A Memoir That Came to Life When She Removed Her Hijab
The first time Masih Alinejad, an Iranian journalist and activist, walked in public without her hijab was in 2006. She was a 30-year-old columnist for Etemad-e-Melli, a now defunct Iranian daily newspaper, and working on a series of articles in Beirut, Lebanon. Ms. Alinejad, who was on her first trip outside of Iran, was immediately struck by the city’s relatively relaxed attitude toward women’s appearance in public.
“Throughout my life I had been told that my virtue, my chastity, my self-worth, all were wrapped up in my head scarf,” Ms. Alinejad writes in her new memoir, “The Wind in My Hair,” out May 29 from Little, Brown and Company. “In Beirut, women had a choice; some chose the hijab, but others didn’t. And yet the fabric of Lebanese society had not fallen apart.”

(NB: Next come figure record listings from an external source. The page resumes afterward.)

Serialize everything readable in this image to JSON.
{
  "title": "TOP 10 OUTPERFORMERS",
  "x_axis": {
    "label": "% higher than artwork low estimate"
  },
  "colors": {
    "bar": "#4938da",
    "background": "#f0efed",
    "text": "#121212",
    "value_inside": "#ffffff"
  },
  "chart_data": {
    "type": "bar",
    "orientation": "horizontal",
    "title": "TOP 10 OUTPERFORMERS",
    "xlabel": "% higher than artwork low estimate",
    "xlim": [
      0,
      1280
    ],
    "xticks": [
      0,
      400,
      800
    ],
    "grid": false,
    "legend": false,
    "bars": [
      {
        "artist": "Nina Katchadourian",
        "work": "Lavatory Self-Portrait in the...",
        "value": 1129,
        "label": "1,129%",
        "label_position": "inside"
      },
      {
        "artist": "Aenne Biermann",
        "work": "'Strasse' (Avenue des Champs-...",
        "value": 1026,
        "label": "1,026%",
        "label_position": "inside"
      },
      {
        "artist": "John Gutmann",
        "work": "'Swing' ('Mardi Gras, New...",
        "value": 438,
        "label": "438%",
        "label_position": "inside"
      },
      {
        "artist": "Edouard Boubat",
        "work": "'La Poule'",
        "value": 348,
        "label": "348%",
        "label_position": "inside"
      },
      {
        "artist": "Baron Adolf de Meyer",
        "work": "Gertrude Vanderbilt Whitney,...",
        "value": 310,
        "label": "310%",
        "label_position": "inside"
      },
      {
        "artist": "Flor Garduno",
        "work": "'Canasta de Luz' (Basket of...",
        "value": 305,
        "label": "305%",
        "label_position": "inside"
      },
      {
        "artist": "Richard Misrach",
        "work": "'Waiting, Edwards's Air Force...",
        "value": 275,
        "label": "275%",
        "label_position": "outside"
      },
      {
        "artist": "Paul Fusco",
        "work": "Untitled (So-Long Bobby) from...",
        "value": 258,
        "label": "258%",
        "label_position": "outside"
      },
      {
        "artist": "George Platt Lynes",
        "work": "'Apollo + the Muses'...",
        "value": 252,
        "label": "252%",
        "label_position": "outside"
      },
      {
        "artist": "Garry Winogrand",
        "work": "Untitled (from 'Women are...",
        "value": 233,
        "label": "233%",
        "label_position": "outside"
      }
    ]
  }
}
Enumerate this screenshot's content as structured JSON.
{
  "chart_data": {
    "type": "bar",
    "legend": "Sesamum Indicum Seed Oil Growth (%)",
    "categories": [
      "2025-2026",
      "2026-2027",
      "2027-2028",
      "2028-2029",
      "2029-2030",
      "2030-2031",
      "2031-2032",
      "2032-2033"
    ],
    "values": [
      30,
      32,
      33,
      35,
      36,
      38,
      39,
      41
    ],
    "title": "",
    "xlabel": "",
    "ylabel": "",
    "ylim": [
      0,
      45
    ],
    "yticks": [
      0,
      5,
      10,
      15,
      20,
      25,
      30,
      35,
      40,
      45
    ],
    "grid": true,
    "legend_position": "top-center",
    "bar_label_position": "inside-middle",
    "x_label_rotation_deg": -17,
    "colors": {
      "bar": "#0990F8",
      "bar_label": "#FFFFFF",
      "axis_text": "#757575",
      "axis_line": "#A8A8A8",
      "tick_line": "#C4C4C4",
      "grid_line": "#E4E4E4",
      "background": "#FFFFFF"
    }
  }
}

Along with another Iranian woman she befriended early in her trip, Ms. Alinejad swallowed her nerves and stripped off her head scarf one morning near her hotel. Eight years later, she founded “My Stealthy Freedom,” a social media campaign against compulsory hijab laws, and gave voice to millions of Iranian women by encouraging them to share photos of themselves without their hijabs. “It is just the first step toward full equality and it is just the most visible symbol of oppression against women,” Ms. Alinejad said of her campaign and hijabs earlier this month.
Before Ms. Alinejad, now 41 and living in Brooklyn, founded international movements or wrote books or became one of the Iranian government’s fiercest critics, she grew up in Ghomikola, a rural village in Iran. As a young girl she did not understand why she could not run around and play like her brothers or why she had to wear her chador, a full body cloak. Instead of accepting her fate as prescribed by Iranian law and her family, Ms. Alinejad chose to be different.
The throughline between Ms. Alinejad’s early acts of rebellion — from refusing to wear a chador to starting a political reading group in high school — and her current work inspired this memoir. “My life is just full of stories, and as a young girl I was always told that ‘your story is not important,’” she said. “This book is about overcoming obstacles as a woman in Iran and fighting for my identity.”
“The Wind in My Hair,” which Ms. Alinejad wrote with her husband, Kambiz Foroohar, paints a vivid portrait of modern Iran and chronicles her journey from Iran to Britain and finally the United States. She details her career as a journalist covering Iran’s parliament, her first marriage, raising her son and her 2009 exile from Iran. The book comes at a time of renewed energy within the feminist movement, and Ms. Alinejad believes that the book’s themes transcend borders. “If you are a true feminist then you have to condemn inequality everywhere, whether it is in the West or in the Islamic Republic of Iran,” she said. “If you want to have a better world for women, you have to stick together.”